12. The method of claim 11, wherein sensing the local environment is configured to detect an obstacle in the local environment, and wherein responsive to the detection of the obstacle, then the waypoints are configured to position the robot module at a second predefined distance from the obstacle that is greater than the first predefined distance.
13. The method of claim 12,
wherein the first predefined distance is configured to position a sweeper brush of the robot module in contact with the curb or wall, and
wherein the second predefined distance is configured to position the sweeper brush to avoid contact with the obstacle.
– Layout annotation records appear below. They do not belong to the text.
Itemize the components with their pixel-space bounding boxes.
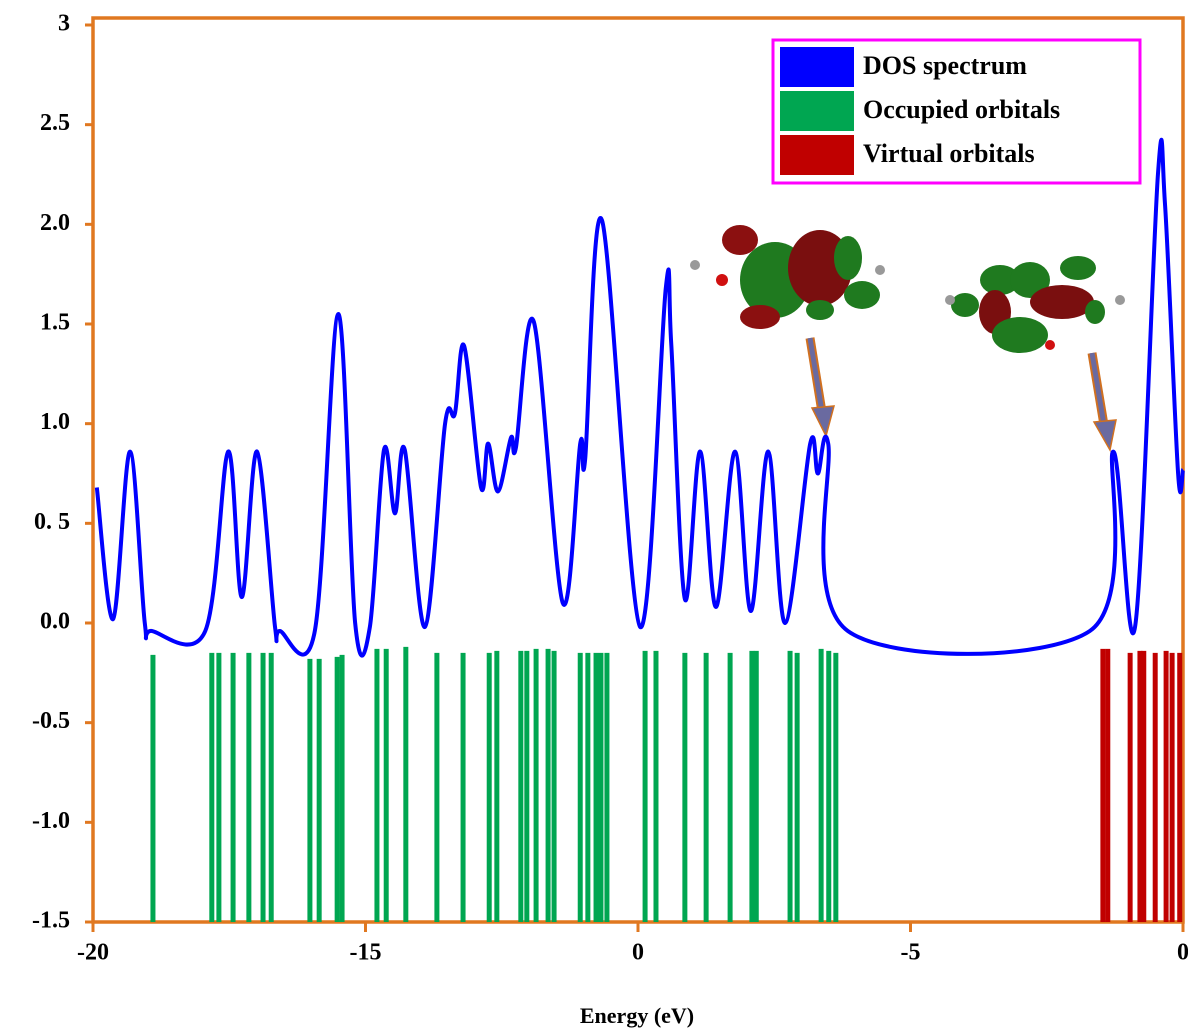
- y-tick-label: 0. 5: [34, 509, 70, 535]
- x-tick-label: -15: [350, 940, 382, 966]
- y-tick-label: 2.5: [40, 110, 70, 136]
- x-tick-label: 0: [1177, 940, 1188, 966]
- legend-label: Occupied orbitals: [863, 95, 1060, 124]
- legend-swatch: [780, 47, 854, 87]
- legend-label: DOS spectrum: [863, 51, 1027, 80]
- x-tick-label: 0: [632, 940, 644, 966]
- x-tick-label: -5: [901, 940, 921, 966]
- legend-label: Virtual orbitals: [863, 139, 1035, 168]
- y-tick-label: -1.0: [32, 808, 70, 834]
- y-tick-label: 0.0: [40, 609, 70, 635]
- x-tick-label: -20: [77, 940, 109, 966]
- x-axis-label: Energy (eV): [580, 1003, 694, 1028]
- y-tick-label: 1.5: [40, 310, 70, 336]
- y-tick-label: 1.0: [40, 409, 70, 435]
- y-tick-label: 3: [58, 11, 70, 37]
- y-tick-label: -1.5: [32, 908, 70, 934]
- legend-swatch: [780, 91, 854, 131]
- legend-swatch: [780, 135, 854, 175]
- y-tick-label: 2.0: [40, 210, 70, 236]
- dos-curve: [94, 137, 1185, 658]
- molecule-homo: [690, 225, 1125, 353]
- arrows: [805, 337, 1117, 453]
- y-tick-label: -0.5: [32, 708, 70, 734]
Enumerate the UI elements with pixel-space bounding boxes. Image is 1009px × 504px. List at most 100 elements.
14. The method of claim 11, wherein the waypoints are continually generated at a first frequency, and wherein the velocities are continually generated at a second frequency greater than the first frequency.
15. The method of claim 11, wherein sensing the local environment includes recognizing objects in the local environment by applying a recognition model to sensor data generated by the one or more sensors.
16. A robot module configured for autonomous movement, comprising:
a global planner that generates a plurality of waypoints;
a local planner that generates a plurality of velocities, said velocities being configured to navigate the robot module through said waypoints;
one or more actuators that implement the velocities to control movement of the robot module.
17. The robot module of claim 16, wherein the waypoints are continually generated at a first frequency, and wherein the velocities are continually generated at a second frequency greater than the first frequency.
18. The robot module of claim 17, wherein the first frequency is in the range of about 1 to 5 Hertz, and wherein the second frequency is in the range of about 10 to 20 Hertz.
19. The robot module of claim 16, wherein the waypoints are configured so that the movement of the robot module continually positions the robot module in proximity to a curb or wall.
20. The robot module of claim 19, wherein the positioning of the robot module is further configured to position a sweeper brush of the robot module in contact with, or in proximity to, the curb or wall.